I have discovered the age is DEFINITELY six-teen! I have four children, two boys, two girls. For years I have scheduled their yearly physicals by the sexes, the girls together on one day and the boys on another. It just makes life easier, two appointments instead of four individual ones. Two weeks ago I took the girls, no problem. They’re ages are fourteen and nine. Of course they had to strip down to wearing those over sized paper towels they call disposable gowns. No problem for me since hey, we have the same equipment. Plus the girls feel more comfortable with me being in the room, even though the doctor is a female.
But with the guys…..oh boy. My son’s are sixteen and ten. In the beginning, the appointment was the normal talk to the doctor and question and answer about recent illnesses, family medical history, etc. Then came the disposable gowns. At this point I new it would be a while before the doctor came in so I tuned out, pulled out my writing notebook and proceeded to work on my chapter outline for the book I’m currently working on. Hey, making every moment count here. Maybe, just maybe if I hadn’t been so sidetracked, a warning bell would have gone off in my head, saying ‘Warning: your teen-ager is not a baby any more!’
Before I get to that part of the story, I must share this:
Of course I would have stayed for the exam for my ten-year-old son, he’s still young enough to need a parent in the room.
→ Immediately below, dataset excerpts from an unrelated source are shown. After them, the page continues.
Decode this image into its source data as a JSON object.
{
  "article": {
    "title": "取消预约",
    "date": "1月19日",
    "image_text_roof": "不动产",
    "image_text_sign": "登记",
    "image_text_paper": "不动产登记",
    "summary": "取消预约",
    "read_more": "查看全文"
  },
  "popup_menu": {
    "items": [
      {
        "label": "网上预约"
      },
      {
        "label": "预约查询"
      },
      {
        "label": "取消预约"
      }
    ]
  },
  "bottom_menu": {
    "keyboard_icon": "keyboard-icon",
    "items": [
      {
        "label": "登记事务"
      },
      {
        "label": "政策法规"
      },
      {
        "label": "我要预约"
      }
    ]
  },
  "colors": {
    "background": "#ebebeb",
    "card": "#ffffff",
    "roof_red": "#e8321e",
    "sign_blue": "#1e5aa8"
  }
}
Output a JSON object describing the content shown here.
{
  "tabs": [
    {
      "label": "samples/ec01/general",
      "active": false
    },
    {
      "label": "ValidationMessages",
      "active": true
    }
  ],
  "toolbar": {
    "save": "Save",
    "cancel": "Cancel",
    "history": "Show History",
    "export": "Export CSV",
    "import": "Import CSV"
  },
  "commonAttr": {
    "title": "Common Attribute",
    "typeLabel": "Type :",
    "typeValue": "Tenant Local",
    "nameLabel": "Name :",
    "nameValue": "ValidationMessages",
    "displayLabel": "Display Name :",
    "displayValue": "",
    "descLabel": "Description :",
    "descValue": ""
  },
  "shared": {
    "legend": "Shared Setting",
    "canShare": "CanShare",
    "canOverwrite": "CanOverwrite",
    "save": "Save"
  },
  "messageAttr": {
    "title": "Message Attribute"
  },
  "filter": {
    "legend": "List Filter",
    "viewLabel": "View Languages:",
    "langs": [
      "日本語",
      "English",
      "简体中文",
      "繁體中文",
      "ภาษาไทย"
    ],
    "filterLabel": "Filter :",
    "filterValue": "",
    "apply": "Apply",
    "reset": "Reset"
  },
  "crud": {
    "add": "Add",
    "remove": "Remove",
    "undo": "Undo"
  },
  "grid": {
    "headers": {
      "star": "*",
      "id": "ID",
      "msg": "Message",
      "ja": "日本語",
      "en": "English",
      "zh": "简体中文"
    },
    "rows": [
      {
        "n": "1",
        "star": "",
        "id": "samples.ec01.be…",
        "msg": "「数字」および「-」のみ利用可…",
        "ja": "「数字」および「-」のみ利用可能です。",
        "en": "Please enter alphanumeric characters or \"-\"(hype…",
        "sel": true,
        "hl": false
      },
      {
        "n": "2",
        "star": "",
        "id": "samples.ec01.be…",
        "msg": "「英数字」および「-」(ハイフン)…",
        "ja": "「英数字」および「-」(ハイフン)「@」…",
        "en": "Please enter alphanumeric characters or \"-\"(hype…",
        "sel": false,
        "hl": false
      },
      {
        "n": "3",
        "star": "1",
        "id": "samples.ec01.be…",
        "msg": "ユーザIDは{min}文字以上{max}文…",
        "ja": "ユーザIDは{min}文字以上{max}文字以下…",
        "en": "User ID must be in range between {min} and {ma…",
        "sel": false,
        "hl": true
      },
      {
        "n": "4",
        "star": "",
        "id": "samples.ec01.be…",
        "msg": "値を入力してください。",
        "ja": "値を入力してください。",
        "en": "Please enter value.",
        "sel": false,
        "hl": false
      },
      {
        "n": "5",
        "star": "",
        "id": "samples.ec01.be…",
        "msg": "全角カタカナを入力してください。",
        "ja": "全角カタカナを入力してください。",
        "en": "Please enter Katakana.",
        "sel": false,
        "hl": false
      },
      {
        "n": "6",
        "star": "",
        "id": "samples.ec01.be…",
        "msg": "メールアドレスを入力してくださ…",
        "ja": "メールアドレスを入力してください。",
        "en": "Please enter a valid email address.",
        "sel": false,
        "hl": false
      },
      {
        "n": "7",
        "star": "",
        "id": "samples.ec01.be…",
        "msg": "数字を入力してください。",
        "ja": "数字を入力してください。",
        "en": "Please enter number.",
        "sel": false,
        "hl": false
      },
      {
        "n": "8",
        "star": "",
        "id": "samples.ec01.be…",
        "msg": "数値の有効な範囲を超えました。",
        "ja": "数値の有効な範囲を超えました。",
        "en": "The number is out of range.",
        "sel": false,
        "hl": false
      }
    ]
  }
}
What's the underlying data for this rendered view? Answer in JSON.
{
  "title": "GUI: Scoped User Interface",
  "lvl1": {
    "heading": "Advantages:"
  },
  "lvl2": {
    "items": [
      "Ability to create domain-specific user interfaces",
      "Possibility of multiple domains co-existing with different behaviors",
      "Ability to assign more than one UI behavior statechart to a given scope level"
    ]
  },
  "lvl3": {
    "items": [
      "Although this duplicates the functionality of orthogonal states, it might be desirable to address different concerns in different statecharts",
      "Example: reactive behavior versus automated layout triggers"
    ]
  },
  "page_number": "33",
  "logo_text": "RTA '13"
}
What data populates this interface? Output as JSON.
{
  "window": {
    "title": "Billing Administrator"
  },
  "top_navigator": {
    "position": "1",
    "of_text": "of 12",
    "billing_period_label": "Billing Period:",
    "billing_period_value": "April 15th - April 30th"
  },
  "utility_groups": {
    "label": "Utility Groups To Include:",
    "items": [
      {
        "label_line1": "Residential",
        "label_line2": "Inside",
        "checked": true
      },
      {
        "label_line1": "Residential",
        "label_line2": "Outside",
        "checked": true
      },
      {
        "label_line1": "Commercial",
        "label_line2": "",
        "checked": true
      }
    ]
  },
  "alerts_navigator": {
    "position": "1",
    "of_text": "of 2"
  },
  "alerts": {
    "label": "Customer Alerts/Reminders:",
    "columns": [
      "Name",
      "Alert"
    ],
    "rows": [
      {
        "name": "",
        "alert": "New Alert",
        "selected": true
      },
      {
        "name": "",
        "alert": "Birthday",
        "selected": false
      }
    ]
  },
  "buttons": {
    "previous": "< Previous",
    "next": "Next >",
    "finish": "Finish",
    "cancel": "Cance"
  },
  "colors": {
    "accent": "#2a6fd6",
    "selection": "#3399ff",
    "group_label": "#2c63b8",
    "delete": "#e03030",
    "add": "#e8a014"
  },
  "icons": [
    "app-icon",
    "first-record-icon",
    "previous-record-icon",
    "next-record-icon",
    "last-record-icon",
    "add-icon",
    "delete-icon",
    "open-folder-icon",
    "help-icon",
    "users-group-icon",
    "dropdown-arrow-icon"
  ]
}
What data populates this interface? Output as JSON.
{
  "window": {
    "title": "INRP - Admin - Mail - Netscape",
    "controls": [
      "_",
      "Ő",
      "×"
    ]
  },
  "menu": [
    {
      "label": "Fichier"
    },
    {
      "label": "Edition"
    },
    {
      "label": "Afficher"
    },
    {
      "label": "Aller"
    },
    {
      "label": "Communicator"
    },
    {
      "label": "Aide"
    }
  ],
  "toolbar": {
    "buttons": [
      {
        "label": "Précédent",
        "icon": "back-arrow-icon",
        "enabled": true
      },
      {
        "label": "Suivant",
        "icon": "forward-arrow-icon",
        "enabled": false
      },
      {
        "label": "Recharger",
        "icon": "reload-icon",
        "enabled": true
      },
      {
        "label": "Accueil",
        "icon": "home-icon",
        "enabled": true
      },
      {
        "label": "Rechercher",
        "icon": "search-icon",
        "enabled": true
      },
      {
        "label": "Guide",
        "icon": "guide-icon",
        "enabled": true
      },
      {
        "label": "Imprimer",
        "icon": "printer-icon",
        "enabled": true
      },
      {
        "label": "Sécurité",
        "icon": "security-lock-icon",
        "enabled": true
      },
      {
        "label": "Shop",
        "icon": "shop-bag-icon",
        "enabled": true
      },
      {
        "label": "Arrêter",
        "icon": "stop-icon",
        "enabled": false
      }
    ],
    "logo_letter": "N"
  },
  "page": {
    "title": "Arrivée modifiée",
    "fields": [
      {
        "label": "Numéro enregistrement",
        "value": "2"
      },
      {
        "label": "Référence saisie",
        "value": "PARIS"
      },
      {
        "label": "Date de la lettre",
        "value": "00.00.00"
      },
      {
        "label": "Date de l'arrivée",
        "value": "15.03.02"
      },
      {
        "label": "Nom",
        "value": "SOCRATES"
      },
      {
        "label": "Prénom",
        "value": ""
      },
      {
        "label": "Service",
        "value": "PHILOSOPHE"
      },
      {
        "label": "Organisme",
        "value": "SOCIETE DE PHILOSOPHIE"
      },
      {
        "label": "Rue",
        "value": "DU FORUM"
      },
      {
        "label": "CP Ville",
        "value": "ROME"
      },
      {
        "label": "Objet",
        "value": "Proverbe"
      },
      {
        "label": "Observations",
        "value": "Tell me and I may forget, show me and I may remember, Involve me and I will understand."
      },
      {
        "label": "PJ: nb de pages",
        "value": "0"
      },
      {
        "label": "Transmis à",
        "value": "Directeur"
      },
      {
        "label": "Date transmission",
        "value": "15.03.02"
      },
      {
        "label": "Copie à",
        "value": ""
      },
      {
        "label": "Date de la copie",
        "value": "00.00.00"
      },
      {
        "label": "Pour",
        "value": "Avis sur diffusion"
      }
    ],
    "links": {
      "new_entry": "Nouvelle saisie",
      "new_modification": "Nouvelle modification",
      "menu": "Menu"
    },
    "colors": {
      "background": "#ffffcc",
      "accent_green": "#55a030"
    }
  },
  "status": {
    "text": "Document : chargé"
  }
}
But I should have known to check my son BEFORE we went to the doctor’s office. What do I mean by that? Last year when we went for a physical exam, my son informed me once the nurse left instructions to take off all their clothes, that he had gone commando that morning….he was wearing no underwear. So when he wore the extra large paper towel he would be completely naked.
*holds head down on keyboard*
Talk about embarrassing! But did he learn from that experience? Did either of us learn????? Apparently not. I was so wrapped up in other things I had on my to-do-list that I forgot to make sure the boy was wearing underwear. Yep, he was commando again….and had on no socks. My son was wearing nothing but an outer shell of shirt (he had on two of those since it was cold that morning…go figure!), pants and shoes. That’s it. For a moment I felt like the worlds worst mom. I mean, you’d think the boy had no clean clothes at home. I just washed clothes on SUNDAY!!!!
*sigh* I chalk that up to my son being himself. My husband and I have a constant battle with him on a daily bases of putting on underwear. Maybe I’ve given birth to a kid that will one day live in a nudest colony. Hmmmm…
But that aside, I still wasn’t thinking about my sixteen-year-old son and whether or not I needed to be in the room as the doctor examined his body parts. Okay, sure, this day and age, you have to be aware of who puts their hands on your children. But next time I’m gonna be sure to face the opposite direction. I was once again, looking down at my writing when my son got a case of the giggles. That got my attention so I looked up….and got an eye full that I had no need to see ever again.
I thought it was enough seeing my son in his tighty-whities when he was in the hospital for a week fighting double pneumonia last year. This was worse.
The last time I saw my son completely nude was when he was eight. Uh, that was eight years ago and a lot has changed. I swear I have been traumatized.
The only thing I could do was sit there, put my head in my hands and laugh. I laughed at my own embarrassment, laughed at the fact that he was giggling like a little kid as the doctor did the whole exam, and laughed at my younger son who was falling out of the chair, cracking up because the doctor said testicles. I’m laughing right now, tears rolling down my face as I type.
So, what have I learned this year??? Next year, I’m doing separate appointments. Next year I will ask my son if he’s comfortable with me being in the room (honestly, I don’t think he cared. After all, he asked to hold my hands when he got three shots!). But most of all, if I am present, I will definitely stare at the ceiling or at least turn my back!